Vaksin Corona Sputnik V dari Rusia Klaim 95% Efektif, Harga Lebih Murah

Rusia mengklaim vaksin corona buatannya efektif 95%.

oleh Anugerah Ayu Sendari diperbarui 25 Nov 2020, 22:00 WIB
Diterbitkan 25 Nov 2020, 22:00 WIB
Gambar Ilustrasi Vaksin Virus Corona
Sumber: Freepik

Liputan6.com, Jakarta Rusia mengklaim vaksin buatannya yang dinamai Sputnik V memiliki keefektifan mencapai 95 persen. Dilansir dari AFP, Rusia adalah salah satu yang pertama mengumumkan pengembangan vaksin pada bulan Agustus.

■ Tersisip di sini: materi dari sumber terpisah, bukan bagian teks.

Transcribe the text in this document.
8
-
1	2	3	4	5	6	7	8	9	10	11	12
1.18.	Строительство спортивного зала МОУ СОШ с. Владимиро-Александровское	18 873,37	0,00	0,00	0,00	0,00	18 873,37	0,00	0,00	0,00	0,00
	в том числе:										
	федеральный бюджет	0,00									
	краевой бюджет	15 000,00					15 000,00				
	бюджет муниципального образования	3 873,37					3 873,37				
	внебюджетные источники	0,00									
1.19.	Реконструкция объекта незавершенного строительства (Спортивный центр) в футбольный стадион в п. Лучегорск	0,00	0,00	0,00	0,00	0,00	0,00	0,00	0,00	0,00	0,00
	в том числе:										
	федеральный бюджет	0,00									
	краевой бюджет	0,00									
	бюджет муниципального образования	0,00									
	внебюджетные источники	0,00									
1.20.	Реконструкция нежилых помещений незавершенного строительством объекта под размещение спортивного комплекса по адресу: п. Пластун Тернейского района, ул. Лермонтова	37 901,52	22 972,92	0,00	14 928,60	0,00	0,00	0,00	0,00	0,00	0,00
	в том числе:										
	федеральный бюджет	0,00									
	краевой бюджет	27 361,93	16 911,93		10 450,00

Dalam pernyataannya pada Selasa (24/11/2020), pengembang vaksin mengatakan data awal setelah uji coba yang melibatkan ribuan sukarelawan menunjukkan kemanjuran vaksin di atas 95 persen setelah dosis kedua.

Kementerian kesehatan Rusia, Gamaleya research centre, dan Russian Direct Investment Fund (RDIF) mengatakan dalam pernyataannya bahwa mereka memperkirakan vaksin ini mencatat efektivitas yang lebih tinggi setelah analisis berikutnya.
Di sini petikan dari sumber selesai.